BALTIMORE (WJZ) -- Sens. Ben Cardin and Chris Van Hollen appeared in West Baltimore on Friday to tout $1.5 million in federal funding for three community projects, including plans to turn the former segregated school U.S. Supreme Court Justice Thurgood Marshall attended as a child into a community hub and legal center.
The effort to restore P.S. 103, also known as the Henry Highland Garnet School, has received $1 million. Rev. Dr. Alvin C. Hathaway Sr. said the funding would allow organizers to break ground on July 2, Marshall's birthday.
Once completed, the renovated school building will be home to the University of Maryland's Justice Thurgood Marshall Center at P.S. 103, offering research, legal advocacy, intervention programming, and ethics training, according to the school.

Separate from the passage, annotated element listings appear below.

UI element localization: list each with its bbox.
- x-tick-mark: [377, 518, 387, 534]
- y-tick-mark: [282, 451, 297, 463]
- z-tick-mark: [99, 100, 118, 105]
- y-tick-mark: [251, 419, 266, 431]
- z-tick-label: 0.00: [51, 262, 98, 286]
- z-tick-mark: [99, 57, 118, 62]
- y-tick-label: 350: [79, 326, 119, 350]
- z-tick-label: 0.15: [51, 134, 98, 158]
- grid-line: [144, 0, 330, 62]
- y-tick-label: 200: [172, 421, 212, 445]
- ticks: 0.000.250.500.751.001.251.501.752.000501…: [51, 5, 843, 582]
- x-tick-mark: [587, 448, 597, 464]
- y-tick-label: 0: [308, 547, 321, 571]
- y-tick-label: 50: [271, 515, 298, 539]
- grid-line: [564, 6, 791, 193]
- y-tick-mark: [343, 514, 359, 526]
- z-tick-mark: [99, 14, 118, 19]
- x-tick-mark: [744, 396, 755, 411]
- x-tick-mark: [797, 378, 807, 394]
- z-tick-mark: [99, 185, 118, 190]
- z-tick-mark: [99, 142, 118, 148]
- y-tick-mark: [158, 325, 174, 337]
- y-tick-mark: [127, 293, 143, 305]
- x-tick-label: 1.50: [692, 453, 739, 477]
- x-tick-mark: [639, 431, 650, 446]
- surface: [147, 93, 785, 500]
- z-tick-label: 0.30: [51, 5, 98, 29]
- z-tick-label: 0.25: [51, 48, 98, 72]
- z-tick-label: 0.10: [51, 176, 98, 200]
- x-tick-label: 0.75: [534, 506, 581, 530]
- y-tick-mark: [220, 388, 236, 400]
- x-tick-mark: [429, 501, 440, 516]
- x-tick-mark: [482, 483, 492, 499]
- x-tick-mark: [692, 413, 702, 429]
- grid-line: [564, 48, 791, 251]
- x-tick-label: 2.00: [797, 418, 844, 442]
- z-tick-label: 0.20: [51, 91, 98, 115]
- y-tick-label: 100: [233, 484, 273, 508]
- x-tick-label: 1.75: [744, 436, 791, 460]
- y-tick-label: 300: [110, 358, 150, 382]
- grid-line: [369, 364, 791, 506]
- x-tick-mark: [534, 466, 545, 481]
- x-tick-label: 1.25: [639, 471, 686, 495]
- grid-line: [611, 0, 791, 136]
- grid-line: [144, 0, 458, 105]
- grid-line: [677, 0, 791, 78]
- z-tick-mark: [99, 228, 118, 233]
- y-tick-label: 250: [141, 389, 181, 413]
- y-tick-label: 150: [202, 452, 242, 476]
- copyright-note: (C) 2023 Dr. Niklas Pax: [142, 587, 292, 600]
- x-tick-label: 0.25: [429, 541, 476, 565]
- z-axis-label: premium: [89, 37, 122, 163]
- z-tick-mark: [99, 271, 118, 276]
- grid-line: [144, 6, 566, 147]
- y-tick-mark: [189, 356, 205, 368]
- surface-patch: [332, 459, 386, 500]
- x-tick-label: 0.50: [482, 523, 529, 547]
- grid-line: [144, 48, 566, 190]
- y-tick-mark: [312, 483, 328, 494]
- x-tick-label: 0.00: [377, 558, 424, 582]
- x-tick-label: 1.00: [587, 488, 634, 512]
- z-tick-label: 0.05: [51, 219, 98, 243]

The Bethel Empowerment and Wellness Center, a hub connecting residents to service providers, received $251,000, and a project to develop a vacant building in Sandtown-Winchester into a new community center was awarded $250,000.
"After the Freddie Gray episode, I was in Sandtown, we talked about what we needed to do in order to strengthen our community," said Cardin. "And what I heard over and over again, is that we need to build more community facilities. We need the community infrastructure to support our neighborhoods."

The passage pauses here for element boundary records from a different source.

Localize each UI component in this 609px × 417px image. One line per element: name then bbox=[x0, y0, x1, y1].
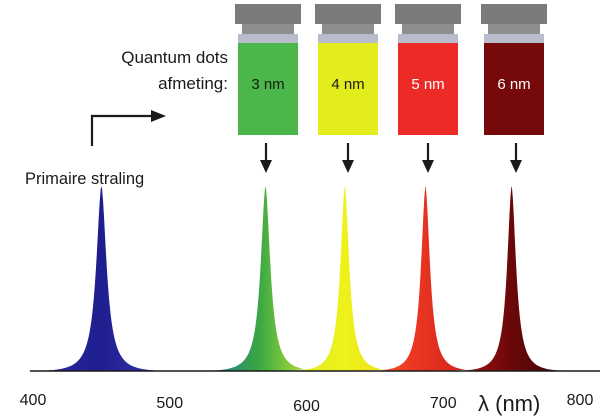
vial-cap bbox=[395, 4, 461, 24]
vial-liquid bbox=[398, 43, 458, 135]
vial: 4 nm bbox=[315, 4, 381, 135]
vial-size-label: 5 nm bbox=[411, 76, 444, 93]
vial-cap-neck bbox=[488, 24, 540, 34]
emission-peak bbox=[448, 185, 574, 372]
emission-peak bbox=[362, 185, 488, 372]
vial-cap bbox=[481, 4, 547, 24]
x-tick-label: 500 bbox=[156, 395, 183, 412]
vial-rim bbox=[238, 34, 298, 43]
vial-size-label: 3 nm bbox=[251, 76, 284, 93]
vial-size-label: 4 nm bbox=[331, 76, 364, 93]
bent-arrow-icon bbox=[90, 110, 166, 146]
vial-cap-neck bbox=[322, 24, 374, 34]
vial-rim bbox=[484, 34, 544, 43]
vial-liquid bbox=[318, 43, 378, 135]
emission-peak bbox=[198, 184, 333, 372]
size-label: afmeting: bbox=[158, 74, 228, 93]
x-tick-label: 400 bbox=[20, 392, 47, 409]
down-arrow-icon bbox=[510, 143, 522, 173]
vial-cap bbox=[315, 4, 381, 24]
vial-rim bbox=[318, 34, 378, 43]
emission-peaks bbox=[29, 184, 574, 372]
x-tick-label: 800 bbox=[567, 392, 594, 409]
emission-peak bbox=[29, 184, 174, 372]
vial-liquid bbox=[238, 43, 298, 135]
down-arrow-icon bbox=[342, 143, 354, 173]
vial-cap-neck bbox=[402, 24, 454, 34]
vial: 6 nm bbox=[481, 4, 547, 135]
emission-peak bbox=[282, 185, 407, 372]
vial-cap bbox=[235, 4, 301, 24]
vial-rim bbox=[398, 34, 458, 43]
primary-radiation-label: Primaire straling bbox=[25, 170, 144, 188]
x-tick-label: 600 bbox=[293, 398, 320, 415]
vial: 5 nm bbox=[395, 4, 461, 135]
x-tick-label: 700 bbox=[430, 395, 457, 412]
vials: 3 nm 4 nm 5 nm 6 nm bbox=[235, 4, 547, 173]
down-arrow-icon bbox=[422, 143, 434, 173]
quantum-dots-label: Quantum dots bbox=[121, 48, 228, 67]
x-axis-ticks: 400 500 600 700 800 bbox=[20, 392, 594, 415]
vial-size-label: 6 nm bbox=[497, 76, 530, 93]
vial: 3 nm bbox=[235, 4, 301, 135]
vial-cap-neck bbox=[242, 24, 294, 34]
down-arrow-icon bbox=[260, 143, 272, 173]
x-axis-label: λ (nm) bbox=[478, 391, 540, 416]
vial-liquid bbox=[484, 43, 544, 135]
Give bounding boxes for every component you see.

Van Hollen observed the project at Marshall's school comes as Judge Ketanji Brown Jackson's nomination for the highest court in the land moves through the Senate. If confirmed, she would become the first Black woman to serve as a justice.

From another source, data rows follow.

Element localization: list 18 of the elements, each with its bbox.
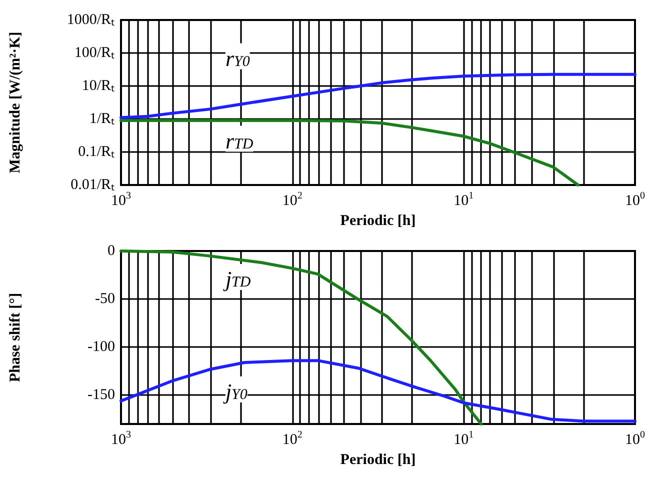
y-tick-label: -100 xyxy=(88,339,115,356)
y-tick-label: 10/Rₜ xyxy=(82,78,115,94)
annotation: jY0 xyxy=(222,378,248,404)
x-axis-title: Periodic [h] xyxy=(340,212,416,229)
y-tick-label: 0 xyxy=(108,243,115,259)
annotation: rY0 xyxy=(225,46,250,71)
y-tick-label: -50 xyxy=(95,291,115,308)
y-tick-label: 1/Rₜ xyxy=(89,111,115,127)
y-tick-label: 0.1/Rₜ xyxy=(78,144,115,160)
y-tick-label: 100/Rₜ xyxy=(74,45,115,61)
y-tick-label: 0.01/Rₜ xyxy=(70,177,115,193)
y-tick-label: -150 xyxy=(88,387,115,404)
y-axis-title: Magnitude [W/(m²·K] xyxy=(8,32,24,174)
annotation: rTD xyxy=(225,128,254,154)
y-tick-label: 1000/Rₜ xyxy=(66,12,115,28)
x-axis-title: Periodic [h] xyxy=(340,452,416,468)
annotation: jTD xyxy=(222,266,251,292)
y-axis-title: Phase shift [°] xyxy=(8,292,24,382)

There'll be lots of opportunities to remember the great work that Justice Thurgood Marshall did and bring that into the present and into the future as we go forward.
"I think it's fitting that we're gathered here for this presentation the week before Senator Cardin and I look forward to voting on the historic confirmation of Judge Jackson to be common Justice Jackson," he said. "And so you can see how that arc does bend toward justice, and we need to keep pulling it harder and faster, and we do it together."
Community members told WJZ that they were happy about the investments being made in their community
"It's about time. It's about time. These communities have been disinvested for decades," said Jules Dunham Howie, a West Baltimore resident.
Faith and political leaders say that by bringing people resources to help them get jobs, get healthy and get legal help, it can help the community be more successful
"What we want people to know is that even though it might be blighted today it's going to be beautiful tomorrow," said Howie.